Lo atractivo del film de Merchán, es que a partir de los mimbres antes señalados, construye una ficción en la que se intenta al menos orillar el fantasma del esquematismo. Cierto es que esa intención en algunos instantes se llega a tambalear, pero la adecuada ambientación, la intensidad en la labor de los actores, y esa creciente tensión que alcanza el metraje superado ese primer tramo quizá provisto de excesiva frialdad, permite en la película una extraña calidez, que podrá manifestarse, por ejemplo, en secuencias que de entrada coquetearían con el estereotipo –una de ellas podría ser la de la partida de pelota entre Carmelo Gómez y Juanjo Ballesta, donde esa rivalidad deportiva esconde tras ella la confrontación de dos miradas totalmente opuestas-. Así pues, utilizando las armas de un sobrio melodrama, LA CASA DE MI PADRE sin duda no será la película definitiva sobre el complejo conflicto vasco –dudo mucho que haya alguien que pueda plasmar en la pantalla una visión que exprese la dimensión de su dramática existencia-. Sin embargo, ello no nos impide reconocer en él un producto revestido de honestidad y en el que, ante todo, se prefigura no solo un determinado grado de densidad emocional, de estallidos, extendiendo un mosaico de visiones contrapuestas a través de la diversidad de sus personajes. Unos seres que en los momentos más intensos del film logran sobresalir de la condición de estereotipo para aparecer como reales, incluso cuando algunos de ellos no nos resulten cercanos en sus opiniones y vivencias.
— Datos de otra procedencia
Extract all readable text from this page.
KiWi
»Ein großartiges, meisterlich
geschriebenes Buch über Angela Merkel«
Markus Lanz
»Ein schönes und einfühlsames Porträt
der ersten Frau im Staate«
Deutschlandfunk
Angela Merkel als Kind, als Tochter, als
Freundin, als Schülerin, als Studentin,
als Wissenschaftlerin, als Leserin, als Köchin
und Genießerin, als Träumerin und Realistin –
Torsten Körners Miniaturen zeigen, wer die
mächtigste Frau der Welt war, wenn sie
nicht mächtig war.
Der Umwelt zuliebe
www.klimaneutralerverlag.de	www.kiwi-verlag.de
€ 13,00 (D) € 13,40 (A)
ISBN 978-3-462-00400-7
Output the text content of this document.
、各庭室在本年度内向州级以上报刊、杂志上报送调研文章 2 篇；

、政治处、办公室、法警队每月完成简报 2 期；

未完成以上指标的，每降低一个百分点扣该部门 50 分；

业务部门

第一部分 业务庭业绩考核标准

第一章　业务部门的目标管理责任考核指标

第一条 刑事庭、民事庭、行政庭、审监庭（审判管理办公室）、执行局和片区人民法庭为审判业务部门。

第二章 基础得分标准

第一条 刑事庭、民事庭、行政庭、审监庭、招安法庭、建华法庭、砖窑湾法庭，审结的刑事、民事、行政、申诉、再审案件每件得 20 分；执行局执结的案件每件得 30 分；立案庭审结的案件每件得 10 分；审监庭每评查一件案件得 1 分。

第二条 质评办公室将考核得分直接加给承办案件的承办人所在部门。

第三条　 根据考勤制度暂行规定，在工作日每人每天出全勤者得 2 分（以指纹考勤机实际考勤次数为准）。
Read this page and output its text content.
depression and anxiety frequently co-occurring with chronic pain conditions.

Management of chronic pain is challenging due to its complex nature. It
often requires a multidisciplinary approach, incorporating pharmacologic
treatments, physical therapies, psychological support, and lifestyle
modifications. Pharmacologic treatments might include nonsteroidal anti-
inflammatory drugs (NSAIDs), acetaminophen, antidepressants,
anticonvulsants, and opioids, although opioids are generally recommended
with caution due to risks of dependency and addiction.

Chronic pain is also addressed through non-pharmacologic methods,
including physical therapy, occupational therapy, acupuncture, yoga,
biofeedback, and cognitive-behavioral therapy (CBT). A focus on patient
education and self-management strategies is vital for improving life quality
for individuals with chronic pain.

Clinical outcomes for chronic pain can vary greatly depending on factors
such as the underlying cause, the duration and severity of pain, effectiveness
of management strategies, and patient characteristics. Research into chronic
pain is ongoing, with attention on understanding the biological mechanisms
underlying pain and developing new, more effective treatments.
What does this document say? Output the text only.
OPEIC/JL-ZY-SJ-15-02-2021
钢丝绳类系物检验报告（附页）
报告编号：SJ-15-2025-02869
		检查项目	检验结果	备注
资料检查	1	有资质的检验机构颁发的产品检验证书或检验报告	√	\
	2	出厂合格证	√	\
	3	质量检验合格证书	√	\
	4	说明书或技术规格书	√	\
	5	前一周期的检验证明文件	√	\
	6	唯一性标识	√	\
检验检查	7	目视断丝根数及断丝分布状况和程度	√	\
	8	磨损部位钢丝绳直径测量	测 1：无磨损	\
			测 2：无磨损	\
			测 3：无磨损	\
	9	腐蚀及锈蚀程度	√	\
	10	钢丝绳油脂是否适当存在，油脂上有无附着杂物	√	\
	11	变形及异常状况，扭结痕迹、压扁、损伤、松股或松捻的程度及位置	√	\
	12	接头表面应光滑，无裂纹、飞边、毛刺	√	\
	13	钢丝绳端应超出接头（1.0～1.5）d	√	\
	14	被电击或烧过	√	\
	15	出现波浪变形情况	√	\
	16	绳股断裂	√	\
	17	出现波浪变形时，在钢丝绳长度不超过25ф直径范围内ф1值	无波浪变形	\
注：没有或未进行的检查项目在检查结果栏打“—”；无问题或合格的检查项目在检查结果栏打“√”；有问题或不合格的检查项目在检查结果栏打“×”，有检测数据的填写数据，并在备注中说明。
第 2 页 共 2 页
Hay quien ha acusado a Gorka Merchán de no haberse mojado en LA CASA DE MI PADRE. En primer lugar, el cine no está “para mojarse”, sino ante todo para construir ficciones con el mejor resultado posible –otra cuestión es que tras ella se esconda un trasfondo o implicación sobre un determinado tema-. Sin embargo, no hace falta contemplar más que la rotunda secuencia final de la película, culminada con el plano sostenido del inmenso Ballesta, para ver que por encima del contrapuesto respeto a ideales, queda clara su postura de abierto rechazo a la inutilidad y crueldad de la violencia como elemento de presión ante cualquier demanda o lucha política. Honesta conclusión para lo que, en el fondo, siempre ha sido una de las grandes lacras de la condición humana, y que en suelo vasco –y, por onda extensiva, en todo nuestro país-, tuvo una traumática incidencia durante décadas.